Quille du Diable © Glacier3000
Quille du Diable © Christophe Racat

Legend of the Quille du Diable

The top of Les Diablerets has always been seen as a dangerous and evil place. Les Diablerets was the Sabbath meeting point for demons, the damned and all bad spirits in general.

Hearing the noise of the games they played with rocks, the little people living in the valleys said the demons were playing skittles, hence the name "Quille du Diable", after the word for skittle, given to the tower-shaped rock you see to the south of the Tsanfleuron glacier.

In previous times, this mountain peak overlooking the Cheville pass and bordering the Tsanfleuron Glacier to the south wasn't called the Tour St-Martin, as our maps indicate today, but had a much more significant name it should have kept. It was called the Quille du Diable. This enormous rock in the shape of a tower or a huge bastion was said to be used as a target or skittle in the various games of skill or strength played by the assembled demons.

So, when stones fell noisily from the top of this gigantic bastion, when blocks hurled by these infernal players on the vast icy esplanade bounced from rock to rock down onto the Anzeindaz pastures or the shores of the little lake at Derborence, the herdsmen looked up with fear, imagining the threats posed by these evil beings.
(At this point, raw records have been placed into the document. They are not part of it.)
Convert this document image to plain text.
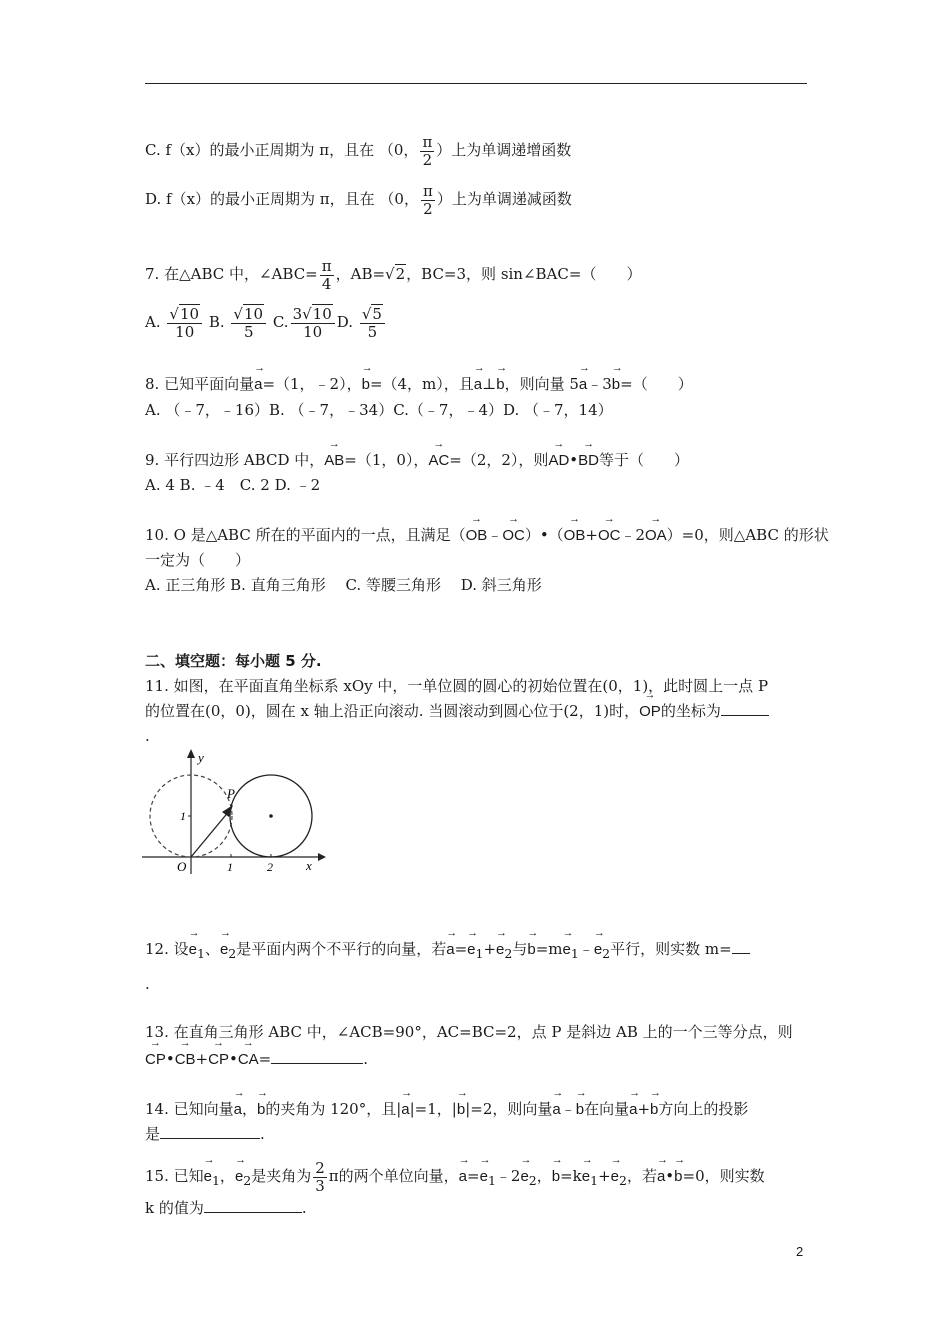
C. f（x）的最小正周期为 π，且在 （0， $\frac{\pi}{2}$ ）上为单调递增函数
D. f（x）的最小正周期为 π，且在 （0， $\frac{\pi}{2}$ ）上为单调递减函数
7. 在△ABC 中，∠ABC= $\frac{\pi}{4}$ ，AB=√2，BC=3，则 sin∠BAC=（　　）
A. $\frac{√10}{10} B$. $\frac{√10}{5} C$. $\frac{3√10}{10} D$. $\frac{√5}{5}$
8. 已知平面向量→ a=（1，﹣2），→ b=（4，m），且→ a⊥→ b，则向量 5→ a﹣3→ b=（　　）
A. （﹣7，﹣16）B. （﹣7，﹣34）C.（﹣7，﹣4）D. （﹣7，14）
9. 平行四边形 ABCD 中，→ AB=（1，0），→ AC=（2，2），则→ AD•→ BD等于（　　）
A. 4 B. ﹣4　C. 2 D. ﹣2
10. O 是△ABC 所在的平面内的一点，且满足（→ OB﹣→ OC）•（→ OB+→ OC﹣2→ OA）=0，则△ABC 的形状
一定为（　　）
A. 正三角形 B. 直角三角形　 C. 等腰三角形　 D. 斜三角形
二、填空题：每小题 5 分.
11. 如图，在平面直角坐标系 xOy 中，一单位圆的圆心的初始位置在(0，1)，此时圆上一点 P
的位置在(0，0)，圆在 x 轴上沿正向滚动. 当圆滚动到圆心位于(2，1)时，→ OP的坐标为
.
y
x
P
O
1
1	2
12. 设→ $e_1$、→ $e_2$是平面内两个不平行的向量，若→ $a=\to e_1+\to e_2$与→ $b=m\to e_1﹣\to e_2$平行，则实数 m=
.
13. 在直角三角形 ABC 中，∠ACB=90°，AC=BC=2，点 P 是斜边 AB 上的一个三等分点，则
→ CP•→ CB+→ CP•→ CA=	.
14. 已知向量→ a，→ b的夹角为 120°，且|→ a|=1，|→ b|=2，则向量→ a﹣→ b在向量→ a+→ b方向上的投影
是	.
15. 已知→ $e_1$，→ $e_2$是夹角为 $\frac{2}{3}$ π的两个单位向量，→ $a=\to e_1﹣2\to e_2$，→ $b=k\to e_1+\to e_2$，若→ a•→ b=0，则实数
k 的值为	.
2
They feared for themselves and their herds and entrusted themselves to divine grace: "May the good Lord come to our aid and protect our cows".

During the night, people claimed to see these satanic spirits, with little lights or lanterns, wandering alone or in groups in the woods, on the pastures, in the rocks or in the high mountain corridors. Some people even say they often saw these poor damned souls or people who'd taken their own lives come right down to Ardon in the region of Valais. They were heard making awful groaning noises and their bodies, terrible to see, were weary, so weary of spending so many years wandering and crawling through these arid rocks where they had to pay for their sins that some of their arms were worn to the elbows, some to the shoulders. These groans were heard and these lights were seen burning in a particularly sinister way before and during the terrible landslides of 1714 and 1740 which covered thousands of acres of meadows and caused the death of several people, and many heads of cattle.